Pareto distribution (n = 3)
Now it’s time to check our estimators on the most complicated case: we should guess the median value of $\textrm{Pareto}(x_m = 1, \alpha = 1)$ based only on three elements!
estimator bias mse p25 p50 p75 p90 p95 p99
hf7 0.96402 14.093 0.33215 0.63298 1.09961 3.1286 5.4061 15.677
hd 12.75015 175467.942 0.37914 0.84069 3.02464 8.9115 18.5175 90.129
whd 0.62981 14.147 0.32802 0.61526 0.89961 2.4955 4.2395 11.140
thd 0.48012 23.503 0.33245 0.61360 0.88120 1.9543 3.4305 9.819
Expectedly, hd
has the worst error values because of its zero breakdown point.
Meanwhile, whd
and thd
have better error values than hf7
(which is our baseline).
They are better not only based on the “classic” bias
and mse
metrics but only based on all the percentile values.
Let’s see what happens for higher $n$ values.

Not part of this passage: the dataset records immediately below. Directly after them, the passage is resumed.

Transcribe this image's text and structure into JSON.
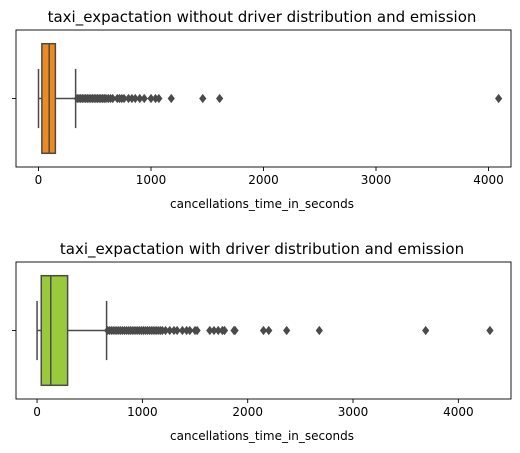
{
  "chart_data": [
    {
      "type": "box",
      "title": "taxi_expactation without driver distribution and emission",
      "xlabel": "cancellations_time_in_seconds",
      "ylabel": "",
      "y_tick_labels": [
        ""
      ],
      "xlim": [
        -200,
        4200
      ],
      "x_ticks": [
        0,
        1000,
        2000,
        3000,
        4000
      ],
      "x_tick_labels": [
        "0",
        "1000",
        "2000",
        "3000",
        "4000"
      ],
      "box_color": "#ee8a22",
      "grid": false,
      "box": {
        "whisker_low": 0,
        "q1": 30,
        "median": 95,
        "q3": 150,
        "whisker_high": 330
      },
      "outliers": [
        345,
        360,
        375,
        390,
        405,
        420,
        435,
        450,
        465,
        480,
        495,
        510,
        525,
        540,
        555,
        570,
        585,
        600,
        620,
        640,
        660,
        700,
        720,
        740,
        760,
        800,
        830,
        860,
        900,
        940,
        1000,
        1040,
        1070,
        1180,
        1460,
        1610,
        4090
      ]
    },
    {
      "type": "box",
      "title": "taxi_expactation with driver distribution and emission",
      "xlabel": "cancellations_time_in_seconds",
      "ylabel": "",
      "y_tick_labels": [
        ""
      ],
      "xlim": [
        -200,
        4500
      ],
      "x_ticks": [
        0,
        1000,
        2000,
        3000,
        4000
      ],
      "x_tick_labels": [
        "0",
        "1000",
        "2000",
        "3000",
        "4000"
      ],
      "box_color": "#9aca3c",
      "grid": false,
      "box": {
        "whisker_low": 0,
        "q1": 40,
        "median": 130,
        "q3": 290,
        "whisker_high": 660
      },
      "outliers": [
        670,
        690,
        710,
        730,
        750,
        770,
        790,
        810,
        830,
        850,
        870,
        890,
        910,
        930,
        950,
        970,
        990,
        1010,
        1030,
        1050,
        1070,
        1090,
        1110,
        1130,
        1150,
        1170,
        1190,
        1220,
        1260,
        1300,
        1330,
        1380,
        1420,
        1450,
        1500,
        1520,
        1640,
        1680,
        1720,
        1760,
        1780,
        1870,
        1880,
        2150,
        2200,
        2370,
        2680,
        3690,
        4300
      ]
    }
  ]
}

Pareto distribution (n = 4)
estimator bias mse p25 p50 p75 p90 p95 p99
hf7 0.99630 13.376 0.28927 0.58443 1.22370 3.1813 5.1862 12.015
hd 4.33302 1376.949 0.35408 0.81399 2.56402 6.8722 12.2750 53.703
whd 0.95874 25.060 0.28729 0.57546 1.12468 2.9193 4.8311 12.190
thd 0.72518 11.554 0.27726 0.54553 0.91749 2.3926 4.0997 10.723
Pareto distribution (n = 5)
estimator bias mse p25 p50 p75 p90 p95 p99
hf7 0.504146 5.2105 0.26675 0.52613 0.87303 2.1065 3.3679 7.2826
hd 4.396743 22596.2795 0.31288 0.74502 2.24599 5.3275 9.3600 34.9101
whd 0.231205 2.1152 0.26279 0.50793 0.77450 1.4745 2.4296 5.8547
thd 0.067092 1.6300 0.26268 0.50467 0.74328 1.1175 1.9506 4.6478
Pareto distribution (n = 6)
estimator bias mse p25 p50 p75 p90 p95 p99
hf7 0.51371 2.5938 0.23690 0.48757 0.86252 2.0152 3.0778 6.4690
hd 2.46898 1195.1400 0.29120 0.66492 1.78711 4.0332 6.8272 20.9587
whd 0.42000 2.5518 0.23282 0.47884 0.79029 1.7981 2.8478 6.0907
thd 0.25985 1.4532 0.23638 0.46981 0.74189 1.4778 2.3190 4.9017
Pareto distribution (n = 7)
estimator bias mse p25 p50 p75 p90 p95 p99
hf7 0.337121 1.85904 0.23519 0.46158 0.75627 1.5838 2.4504 5.3569
hd 1.975857 1989.76770 0.26722 0.60452 1.52104 3.2602 5.0468 13.5435
whd 0.082059 0.88772 0.23247 0.44718 0.68616 1.0932 1.7480 3.8571
thd -0.039714 0.68217 0.23089 0.45429 0.67313 0.8878 1.3837 3.0663
Conclusion
In this post, we performed a numerical simulation that compared the statistical efficiency of the median estimation on small samples from right-skewed heavy-tailed distributions. We compared four quantile estimators: the traditional one (also known as the Hyndman-Fan Type 7), the Harrell-Davis quantile estimator, and its winsorized/trimming modifications that use a custom trimming strategy optimized for the given case. Based on the simulation results, we can conclude that the trimmed modification is the clear winner.